31 Agosto 2018
“É oportuno abrir os olhos para a crise da Igreja: não é uma crise passageira, mas sim uma crise que, como dimensões e consequências, poderia encontrar um paralelo na corrupção da Igreja que levou à Reforma Protestante, cinco séculos atrás.”
A opinião é do historiador italiano Massimo Faggioli, professor da Villanova Univesity, nos Estados Unidos, em artigo publicado por Famiglia Cristiana, 29-08-2018. A tradução é de Moisés Sbardelotto.
O caso aberto pelo documento publicado entre 25 e 26 de agosto pelo ex-núncio Carlo Maria Viganò, com a ajuda de outros (nós conhecemos alguns nomes, outros ainda não), recém-começou.

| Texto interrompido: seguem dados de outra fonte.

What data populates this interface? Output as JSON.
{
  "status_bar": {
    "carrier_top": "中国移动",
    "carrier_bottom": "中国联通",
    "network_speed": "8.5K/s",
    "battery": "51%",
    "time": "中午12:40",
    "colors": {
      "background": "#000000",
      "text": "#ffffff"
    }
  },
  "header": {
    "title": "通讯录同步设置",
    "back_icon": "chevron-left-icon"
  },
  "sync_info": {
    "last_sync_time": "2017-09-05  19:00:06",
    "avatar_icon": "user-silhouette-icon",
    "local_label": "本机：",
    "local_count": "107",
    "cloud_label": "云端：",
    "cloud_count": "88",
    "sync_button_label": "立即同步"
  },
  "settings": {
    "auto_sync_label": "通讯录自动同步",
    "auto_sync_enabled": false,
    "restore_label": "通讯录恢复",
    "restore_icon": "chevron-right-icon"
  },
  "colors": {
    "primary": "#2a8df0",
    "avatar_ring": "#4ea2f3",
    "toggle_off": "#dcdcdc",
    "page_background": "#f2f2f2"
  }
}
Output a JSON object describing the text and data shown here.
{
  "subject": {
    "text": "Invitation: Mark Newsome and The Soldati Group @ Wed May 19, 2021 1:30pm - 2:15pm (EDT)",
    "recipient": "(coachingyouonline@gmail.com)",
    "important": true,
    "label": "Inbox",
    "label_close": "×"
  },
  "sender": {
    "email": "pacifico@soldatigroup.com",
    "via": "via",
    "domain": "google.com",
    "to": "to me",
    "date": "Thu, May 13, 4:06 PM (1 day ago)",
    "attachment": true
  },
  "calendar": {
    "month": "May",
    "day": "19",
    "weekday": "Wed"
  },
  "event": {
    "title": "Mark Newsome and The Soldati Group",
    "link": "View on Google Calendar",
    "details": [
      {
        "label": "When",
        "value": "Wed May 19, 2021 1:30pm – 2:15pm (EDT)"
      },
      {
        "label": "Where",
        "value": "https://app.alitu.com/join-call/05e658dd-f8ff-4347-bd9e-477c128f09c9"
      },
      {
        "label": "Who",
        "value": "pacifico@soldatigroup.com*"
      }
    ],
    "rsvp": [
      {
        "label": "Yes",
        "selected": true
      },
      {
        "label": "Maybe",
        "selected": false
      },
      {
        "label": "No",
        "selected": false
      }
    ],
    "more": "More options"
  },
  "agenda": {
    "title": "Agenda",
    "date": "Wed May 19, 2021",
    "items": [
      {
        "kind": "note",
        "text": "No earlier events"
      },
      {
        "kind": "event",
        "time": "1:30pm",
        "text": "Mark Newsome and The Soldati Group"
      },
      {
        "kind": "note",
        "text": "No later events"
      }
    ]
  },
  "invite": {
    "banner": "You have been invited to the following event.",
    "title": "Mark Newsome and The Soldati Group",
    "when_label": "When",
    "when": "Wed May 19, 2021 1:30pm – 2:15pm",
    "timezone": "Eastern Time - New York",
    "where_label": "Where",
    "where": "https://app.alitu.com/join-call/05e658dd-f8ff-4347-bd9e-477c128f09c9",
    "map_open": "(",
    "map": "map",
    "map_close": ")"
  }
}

Ele vai se arrastar por muito tempo, em uma temporada de escândalos que é o segundo tempo da crise que eclodiu no início do século, entre o fim do pontificado de João Paulo II e o pontificado de Bento XVI.
Em comparação com a primeira fase do escândalo dos abusos, que explodiu em Boston em 2002, estamos em uma nova fase, nos Estados Unidos, mas não só, por diversos motivos: mas principalmente porque agora a crise é claramente global, uma crise em que todas as estradas agora levam a Roma e ao Vaticano.
Isso aconteceu no fim de semana passado, com o memorial Viganò. Esse documento é filho das ambições frustradas de carreira de um diplomata vaticano e de uma agenda ideológica do catolicismo anglófono (com algumas filiais europeias) de marca tradicionalista.
Essa agenda constitui a segunda grande diferença em comparação com 2002, quando o pontificado de João Paulo II (com o cardeal Ratzinger no ex-Santo Ofício) constituía uma contenção a essas alas que, apenas alguns anos antes, tinham escolhido o caminho do cisma formal de Marcel Lefebvre.
As acusações contra o Papa Francisco contidas no memorial Viganò são perfeitamente coerentes com a mentalidade sectária desse catolicismo anglófono tradicionalista; surpreende um pouco mais o fato de que quem lhes dá voz é um diplomata vaticano, que se presta a uma agenda subversiva da comunhão católica.
A mistura entre o escândalo dos abusos sexuais cometidos pelo clero e as “guerras culturais” entre catolicismo tradicionalista, de um lado, e progressista, de outro, de fato, estão pondo em risco a própria unidade da Igreja católica em um país como os Estados Unidos, que é o epicentro do escândalo, mas também um dos países mais importantes no catolicismo global hoje.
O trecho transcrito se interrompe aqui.